Ras mutated = Cancers = Deactivation of GTPase (so Ras can’t be deactivated).
GTP –> may not be converted into GDP.
In breast cancer the receptor itself maybe the target = e.g. Herceptin is a monoclonal antibody that targets a member of EGF receptor family.
Jak-STAT signalling pathway activated by growth hormone (10)
STAT - Signal transducer and activator of transcription.
Growth hormone receptor (GHR) does not have any enzyme activity, to overcome this the receptor associates with diff types of Jak.
Receptors act as monomers when unbound to GH.
GH + R –> Conformational change = one GH binds to 2 receptors = co-operative effect.
Jak 2 anchored to membrane. Contains two kinase domains.
Dimerisation leads to phosphorylation of Jak.
Activated Jak = [P] of other proteins which [P] receptors on tyrosines.
GHR = [P] of regulators of gene expression = STAT.
[P] of tyrosine is important step.
Phosphotyrosine acts as docking site for SH2 domain. STAT dissociates from receptor and dimerise via SH2 domain.
Stable dimer has strong affinity for specific DNA binding sites and regulates gene expression.
A model Smad-dependent signalling pathway activated by TGFB (7)
TGFB - Transforming growth factor B
Smads are a family of structurally similar proteins.
Main signal transducers for receptors of TGFB = important in cell growth/development.
TGF-B [P] specific serine/threonine residues rather than thymine.

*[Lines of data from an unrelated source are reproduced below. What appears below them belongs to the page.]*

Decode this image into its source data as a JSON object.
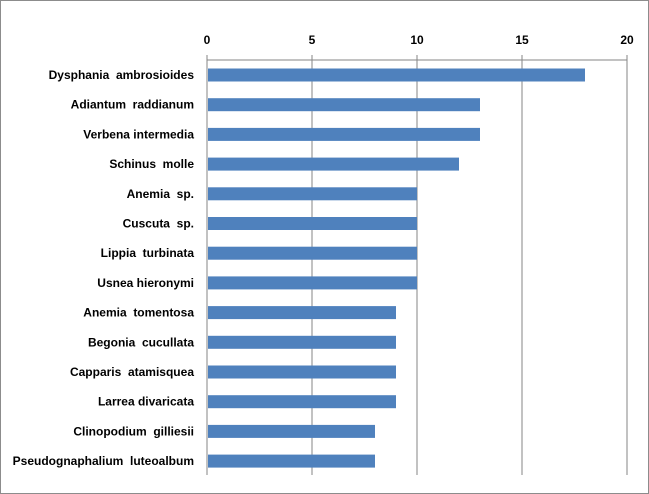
{
  "chart_data": {
    "type": "bar",
    "orientation": "horizontal",
    "categories": [
      "Dysphania  ambrosioides",
      "Adiantum  raddianum",
      "Verbena intermedia",
      "Schinus  molle",
      "Anemia  sp.",
      "Cuscuta  sp.",
      "Lippia  turbinata",
      "Usnea hieronymi",
      "Anemia  tomentosa",
      "Begonia  cucullata",
      "Capparis  atamisquea",
      "Larrea divaricata",
      "Clinopodium  gilliesii",
      "Pseudognaphalium  luteoalbum"
    ],
    "values": [
      18,
      13,
      13,
      12,
      10,
      10,
      10,
      10,
      9,
      9,
      9,
      9,
      8,
      8
    ],
    "xlim": [
      0,
      20
    ],
    "xticks": [
      "0",
      "5",
      "10",
      "15",
      "20"
    ],
    "x_axis_position": "top",
    "grid": "vertical gridlines at each major tick",
    "legend": "none",
    "bar_color": "#4f81bd",
    "grid_color": "#868686"
  }
}
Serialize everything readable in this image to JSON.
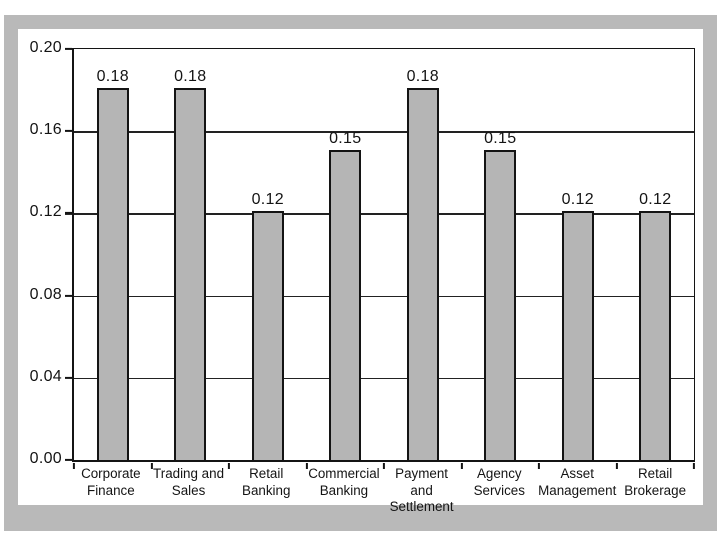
{
  "chart_data": {
    "type": "bar",
    "categories": [
      "Corporate\nFinance",
      "Trading and\nSales",
      "Retail\nBanking",
      "Commercial\nBanking",
      "Payment and\nSettlement",
      "Agency\nServices",
      "Asset\nManagement",
      "Retail\nBrokerage"
    ],
    "values": [
      0.18,
      0.18,
      0.12,
      0.15,
      0.18,
      0.15,
      0.12,
      0.12
    ],
    "value_labels": [
      "0.18",
      "0.18",
      "0.12",
      "0.15",
      "0.18",
      "0.15",
      "0.12",
      "0.12"
    ],
    "title": "",
    "xlabel": "",
    "ylabel": "",
    "ylim": [
      0,
      0.2
    ],
    "yticks": [
      0.0,
      0.04,
      0.08,
      0.12,
      0.16,
      0.2
    ],
    "ytick_labels_top_to_bottom": [
      "0.20",
      "0.16",
      "0.12",
      "0.08",
      "0.04",
      "0.00"
    ],
    "grid": "horizontal gridlines at each y tick",
    "legend": "none",
    "colors": {
      "bar_fill": "#b5b5b5",
      "bar_border": "#141414",
      "frame_gray": "#b9b9b9",
      "plot_background": "#ffffff",
      "text": "#141414"
    }
  }
}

TGF-B binds to receptor and allows dimerisation/[P] to take place, acts as docking site for Smad.
4 types of Smad.
[P] Smad 2/3 dissociates and recognise/actiavted by Smad 4 becoming a dimer.
Dimer enters nucleus and binds to specific region of DNA and leads to transcription of specific genes.
Comparison of signal transduction pathways (12) - Draw table
On table.
Pathways don’t act in isolation but work to modulate each others activity.